第21話

朝起きると、アキは眠っていた。

まだ眠っていてまだ私の肩に顔をうずめていた。


アキの寝顔を見ながら思った。

まつげの長さがタクミくんと似てる。

そしてまつげににそっと触れた。


「なに?」

アキが起きた。

「なにしてんだろ、私。」

「私じゃなくて、私達じゃねえの。」

っふ。

私は笑ってしまった。

アキは少しそれを不満そうに見た。

「なんで笑った?」

「アキもちょっとそういうこと思うんだ。」

「お前の顔見てるとそう思った。」


アキは起き上がりシャツのボタンを留めた。

寝癖になった髪の毛を少しクシャクシャと掻き、私の方を見た。

「アズ、あいつのことしっかり好きなんだな。

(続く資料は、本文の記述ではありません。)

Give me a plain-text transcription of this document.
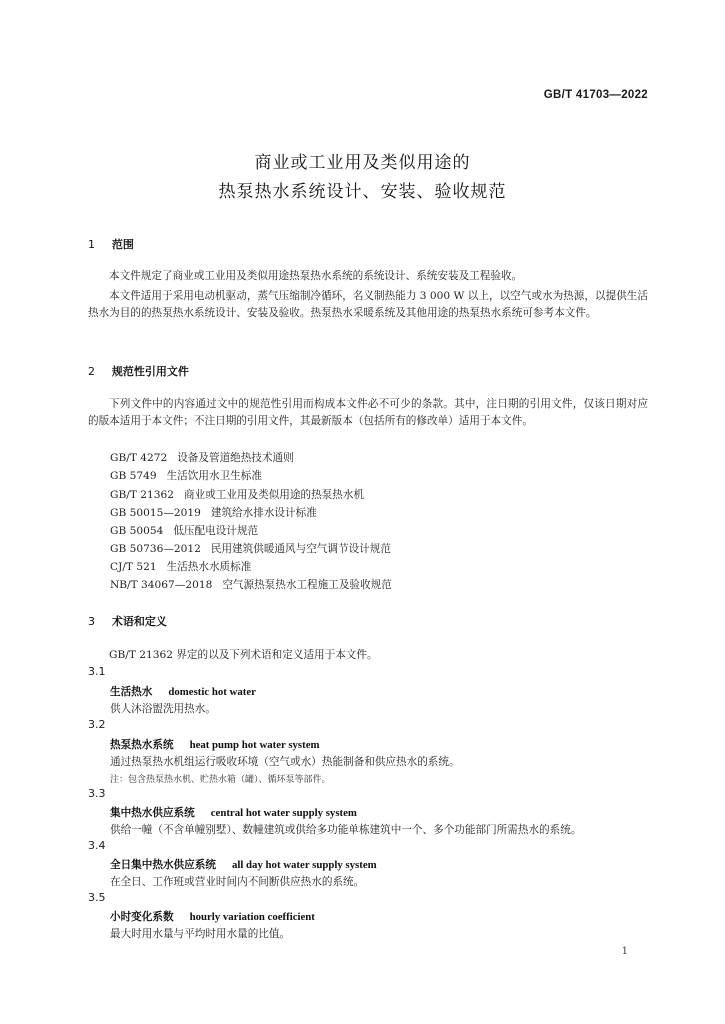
GB/T 41703—2022
商业或工业用及类似用途的
热泵热水系统设计、安装、验收规范
1 范围
本文件规定了商业或工业用及类似用途热泵热水系统的系统设计、系统安装及工程验收。
本文件适用于采用电动机驱动，蒸气压缩制冷循环，名义制热能力 3 000 W 以上，以空气或水为热源，以提供生活热水为目的的热泵热水系统设计、安装及验收。热泵热水采暖系统及其他用途的热泵热水系统可参考本文件。
2 规范性引用文件
下列文件中的内容通过文中的规范性引用而构成本文件必不可少的条款。其中，注日期的引用文件，仅该日期对应的版本适用于本文件；不注日期的引用文件，其最新版本（包括所有的修改单）适用于本文件。
GB/T 4272 设备及管道绝热技术通则
GB 5749 生活饮用水卫生标准
GB/T 21362 商业或工业用及类似用途的热泵热水机
GB 50015—2019 建筑给水排水设计标准
GB 50054 低压配电设计规范
GB 50736—2012 民用建筑供暖通风与空气调节设计规范
CJ/T 521 生活热水水质标准
NB/T 34067—2018 空气源热泵热水工程施工及验收规范
3 术语和定义
GB/T 21362 界定的以及下列术语和定义适用于本文件。
3.1
生活热水 domestic hot water
供人沐浴盥洗用热水。
3.2
热泵热水系统 heat pump hot water system
通过热泵热水机组运行吸收环境（空气或水）热能制备和供应热水的系统。
注：包含热泵热水机、贮热水箱（罐）、循环泵等部件。
3.3
集中热水供应系统 central hot water supply system
供给一幢（不含单幢别墅）、数幢建筑或供给多功能单栋建筑中一个、多个功能部门所需热水的系统。
3.4
全日集中热水供应系统 all day hot water supply system
在全日、工作班或营业时间内不间断供应热水的系统。
3.5
小时变化系数 hourly variation coefficient
最大时用水量与平均时用水量的比值。
1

」

「うん。」

「じゃあ、なんで俺とキスすんの?なんで俺とヤるの?」

アキの顔が真剣で、私の目をしっかり見てた。

「なんでって。」

「お前軽いの?」

「軽くなんか・・・ないでしょ。」

「・・・そうかよ。」

「なんでアキは私とヤるの?」

「・・・。」

アキの手が私の頬を包む。優しく、長い指で撫でてくる。

「言わないの?」

「・・・お前が可愛いからじゃん。」


胸がドキドキした。

アキの指が頬から首筋になめらかに移動する。

顎を押さえ、唇に触れる1本の指。

「その顔も、喘ぐ声も、カラダも、全部がかわいい。これじゃだめ?」

アキの手は私の服の中に入ってくる。